Тишина безмолвная наступила кругомъ.
— Государя великаго, продолжалъ Чумаковъ, захватили окаянные псы и увезли было въ Сибирь, но онъ, отецъ всероссiйскiй, ушелъ съ вѣрными слугами и проявился нынѣ на Яикѣ, чтобы объявиться вѣрнымъ подданнымъ своимъ казакамъ яицкимъ и паки прiявъ правленье идти на царство! Хотите-ль въ службу цареву, такъ укажетъ вамъ Чика — гдѣ сыскать царя-государя!
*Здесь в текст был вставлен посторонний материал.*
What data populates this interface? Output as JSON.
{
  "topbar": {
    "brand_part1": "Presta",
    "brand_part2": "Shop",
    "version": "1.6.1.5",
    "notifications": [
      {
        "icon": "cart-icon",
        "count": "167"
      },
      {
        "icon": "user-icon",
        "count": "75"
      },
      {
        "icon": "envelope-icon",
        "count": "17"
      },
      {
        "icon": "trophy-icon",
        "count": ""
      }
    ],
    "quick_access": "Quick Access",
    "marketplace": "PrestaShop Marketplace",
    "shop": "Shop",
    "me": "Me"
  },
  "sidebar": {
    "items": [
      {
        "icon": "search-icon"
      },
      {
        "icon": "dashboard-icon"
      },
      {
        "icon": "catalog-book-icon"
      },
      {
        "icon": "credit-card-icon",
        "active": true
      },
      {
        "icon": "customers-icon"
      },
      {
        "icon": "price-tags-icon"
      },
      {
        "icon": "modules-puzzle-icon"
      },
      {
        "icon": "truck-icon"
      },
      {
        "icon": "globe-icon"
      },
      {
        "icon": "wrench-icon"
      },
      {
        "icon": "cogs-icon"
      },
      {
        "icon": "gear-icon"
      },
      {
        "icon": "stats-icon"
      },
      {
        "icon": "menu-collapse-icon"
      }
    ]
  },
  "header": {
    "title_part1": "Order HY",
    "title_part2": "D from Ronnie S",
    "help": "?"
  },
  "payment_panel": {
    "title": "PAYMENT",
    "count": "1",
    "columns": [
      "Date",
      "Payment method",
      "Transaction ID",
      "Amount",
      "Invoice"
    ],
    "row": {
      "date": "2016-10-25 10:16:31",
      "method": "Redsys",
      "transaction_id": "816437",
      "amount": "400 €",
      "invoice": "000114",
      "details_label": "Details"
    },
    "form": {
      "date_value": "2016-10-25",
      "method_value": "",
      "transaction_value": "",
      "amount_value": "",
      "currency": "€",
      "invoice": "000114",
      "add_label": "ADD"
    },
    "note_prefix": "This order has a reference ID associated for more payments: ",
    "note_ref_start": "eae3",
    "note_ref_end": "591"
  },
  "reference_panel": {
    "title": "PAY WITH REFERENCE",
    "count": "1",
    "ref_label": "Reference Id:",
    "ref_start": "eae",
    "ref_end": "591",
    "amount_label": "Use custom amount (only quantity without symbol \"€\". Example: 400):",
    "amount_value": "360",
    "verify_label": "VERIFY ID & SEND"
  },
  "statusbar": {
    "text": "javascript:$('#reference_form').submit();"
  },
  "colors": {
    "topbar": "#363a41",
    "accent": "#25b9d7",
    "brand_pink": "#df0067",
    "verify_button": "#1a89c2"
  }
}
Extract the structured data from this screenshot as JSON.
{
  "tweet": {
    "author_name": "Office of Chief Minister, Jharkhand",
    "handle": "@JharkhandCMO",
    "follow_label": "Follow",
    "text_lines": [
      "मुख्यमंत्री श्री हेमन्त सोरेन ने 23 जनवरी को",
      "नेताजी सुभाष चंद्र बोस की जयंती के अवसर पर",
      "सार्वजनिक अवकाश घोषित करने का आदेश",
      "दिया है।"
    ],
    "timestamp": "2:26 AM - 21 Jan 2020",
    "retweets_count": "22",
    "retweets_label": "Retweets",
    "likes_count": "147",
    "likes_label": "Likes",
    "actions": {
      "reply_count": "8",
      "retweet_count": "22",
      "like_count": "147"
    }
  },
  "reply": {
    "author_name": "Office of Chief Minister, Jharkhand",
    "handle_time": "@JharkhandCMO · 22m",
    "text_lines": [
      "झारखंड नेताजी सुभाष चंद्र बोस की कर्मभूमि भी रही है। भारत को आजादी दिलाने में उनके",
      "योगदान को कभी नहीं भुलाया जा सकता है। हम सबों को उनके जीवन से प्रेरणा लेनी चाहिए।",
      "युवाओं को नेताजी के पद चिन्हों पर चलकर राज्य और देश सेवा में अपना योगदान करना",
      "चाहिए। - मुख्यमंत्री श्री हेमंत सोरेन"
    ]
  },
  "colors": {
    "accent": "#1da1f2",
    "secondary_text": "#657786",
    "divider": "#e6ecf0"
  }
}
— Хотимъ! Сказывай!! Всѣ пойдемъ!! Гдѣ?
— Гдѣ? гаркнулъ Чика, поднимаясь рядомъ съ кумомъ. Приносите клятву страшную заслужить батюшкѣ царю, помереть за него хотя заутрова, коли треба будетъ. Давайте клятву!! И не страшитесь тогда никакой волокиты ни яицкой, ни московской.
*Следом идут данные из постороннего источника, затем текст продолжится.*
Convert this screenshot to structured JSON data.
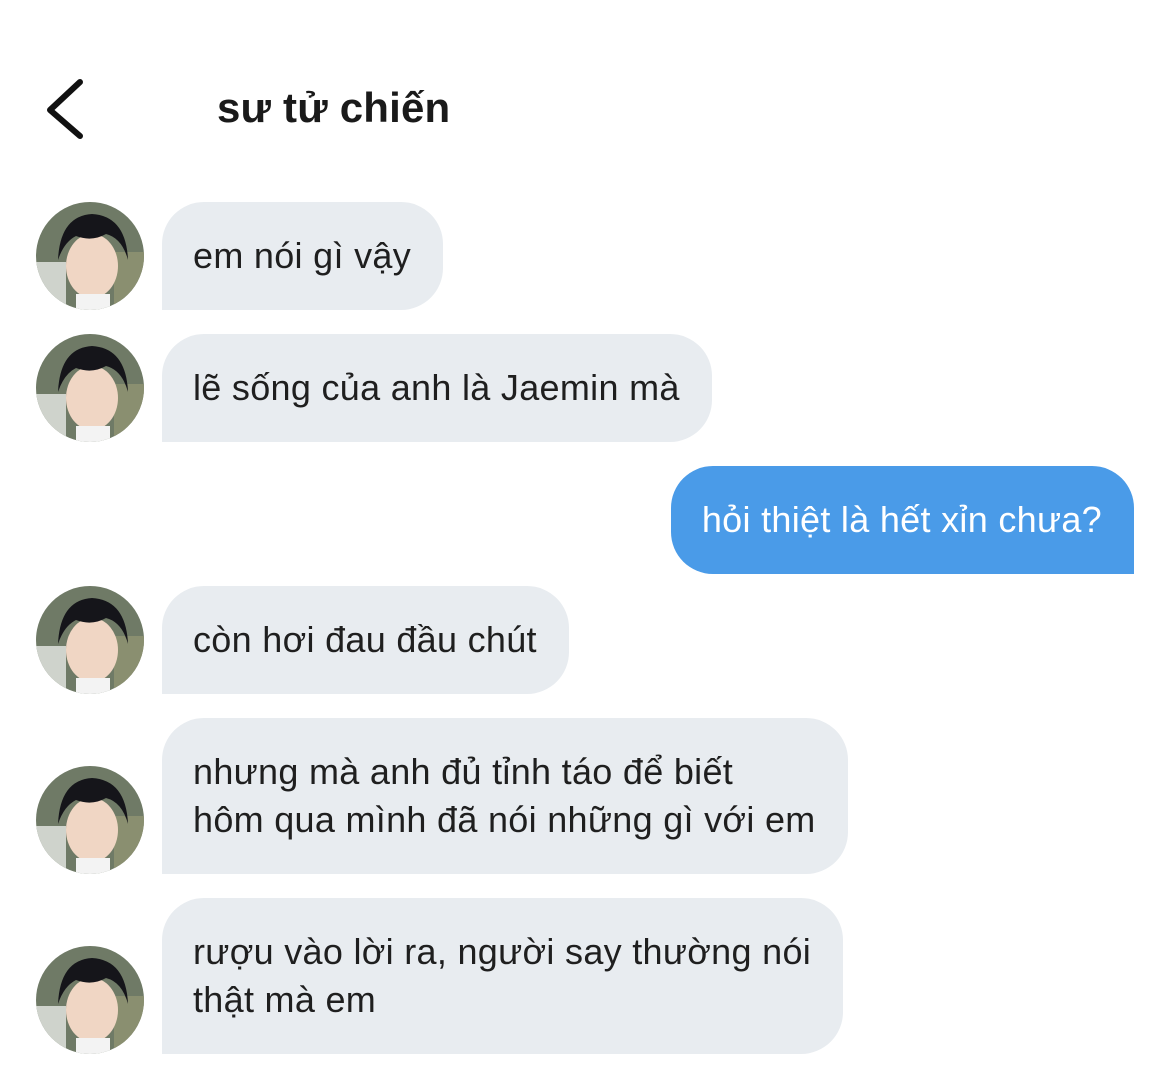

— Всѣ даемъ! Какъ предъ Господомъ!
— Свѣта не взвидѣть очами!
— Помереть всѣмъ нераскаянно!
— Сказывай! Сказывай! Гдѣ?! кричала вся громада въ одинъ голосъ и поваливъ скамейки напирала на Чику.
— Здѣсь!! въ хатѣ! У меня! молвилъ Чика, указывая на домъ.
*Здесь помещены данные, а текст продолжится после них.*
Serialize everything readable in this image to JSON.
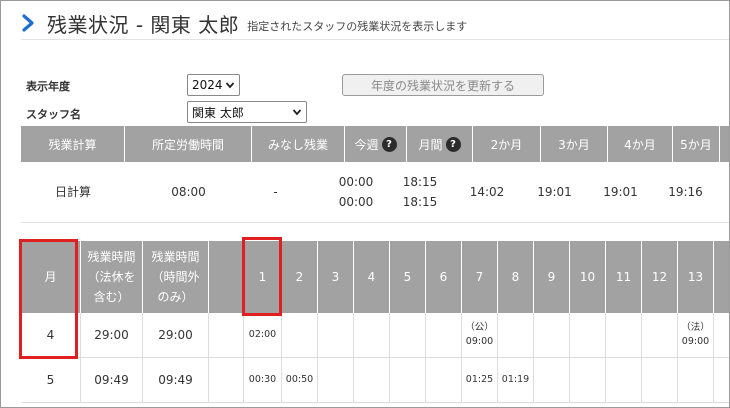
{
  "header": {
    "title": "残業状況 - 関東 太郎",
    "description": "指定されたスタッフの残業状況を表示します"
  },
  "form": {
    "year_label": "表示年度",
    "year_value": "2024",
    "staff_label": "スタッフ名",
    "staff_value": "関東 太郎",
    "update_button": "年度の残業状況を更新する"
  },
  "summary": {
    "headers": [
      "残業計算",
      "所定労働時間",
      "みなし残業",
      "今週",
      "月間",
      "2か月",
      "3か月",
      "4か月",
      "5か月"
    ],
    "row": {
      "calc": "日計算",
      "scheduled": "08:00",
      "deemed": "-",
      "week_line1": "00:00",
      "week_line2": "00:00",
      "month_line1": "18:15",
      "month_line2": "18:15",
      "m2": "14:02",
      "m3": "19:01",
      "m4": "19:01",
      "m5": "19:16"
    }
  },
  "monthly": {
    "col_month": "月",
    "col_overtime_incl_line1": "残業時間",
    "col_overtime_incl_line2": "（法休を",
    "col_overtime_incl_line3": "含む）",
    "col_overtime_only_line1": "残業時間",
    "col_overtime_only_line2": "（時間外",
    "col_overtime_only_line3": "のみ）",
    "days": [
      "1",
      "2",
      "3",
      "4",
      "5",
      "6",
      "7",
      "8",
      "9",
      "10",
      "11",
      "12",
      "13"
    ],
    "rows": [
      {
        "month": "4",
        "incl": "29:00",
        "only": "29:00",
        "d1": "02:00",
        "d7_top": "（公）",
        "d7_bot": "09:00",
        "d13_top": "（法）",
        "d13_bot": "09:00"
      },
      {
        "month": "5",
        "incl": "09:49",
        "only": "09:49",
        "d1": "00:30",
        "d2": "00:50",
        "d7": "01:25",
        "d8": "01:19"
      }
    ]
  },
  "colors": {
    "header_gray": "#a2a2a2",
    "chevron_blue": "#1c6fd1",
    "highlight_red": "#e02020"
  }
}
Онѣмѣла толпа, словно заколдовало ее это слово. Муха пролетитъ — слышно. Только тысяча глазъ горитъ и искрится на старшину. Всякое дыханье сперлось, словно боится всякiй казакъ дыхнуть… боится, что отъ его вздоха исчезнетъ сразу все, что замелькало у него въ головѣ отъ чудеснаго слова старшины Чики.
Долго длится гробовое молчанье. У всякаго стучитъ еще въ ушахъ: здѣсь!! И заколдованная тишина объяла все и всѣхъ.
— Трекляты черти!! пронзительно рѣзнуло по воздуху… будто пуля просвистала надъ всѣми головами.
Всѣ шелохнулись и подняли головы. На бочкѣ стоялъ сгорбившись и трясясь старый казакъ Архипъ. Придерживая одной рукой накинутый на бѣлой рубахѣ кафтанъ, — онъ поднялъ костлявый кулакъ надъ толпой и злобно оглядывалъ ее мутными, ввалившимися глазами, надъ которыми какъ усы нависли лохматыя сѣдыя брови.
— Трекляты черти!! выкрикнулъ онъ снова, надсѣдаясь хрипливо отъ ярости. Казалось душа его выскочитъ изъ тѣла съ этими словами.
— Эй, дѣдушка, баба-яга! Не мѣшайся! сказалъ Чика. Уберите его, молодцы! Ишь остервенился.
Но никто изъ казаковъ не тронулся снимать дѣда и всѣ глаза теперь установились на старика боязливо и трепетно, и всѣ глядѣли на его бѣлыя губы и беззубый ротъ, будто боялись того, что слетитъ съ нихъ сейчасъ.
— Черти трекляты! судорожно взвизгнулъ дѣдъ, обращаясь на всѣ стороны, съ искривленнымъ отъ злобы лицомъ. Не уходились! За старое! Лиходѣи! Трикляты! Кашу заваривать! Бѣды кликать! По мipy вдовицъ-сиротъ пустить! Трекляты! Самозванничать! Проявился царь?! Здѣсь! Черти трекляты! И дѣдъ задохнулся. Трекляты!! и опять задохнулся. Трекля… совсѣмъ задохнулся дѣдъ.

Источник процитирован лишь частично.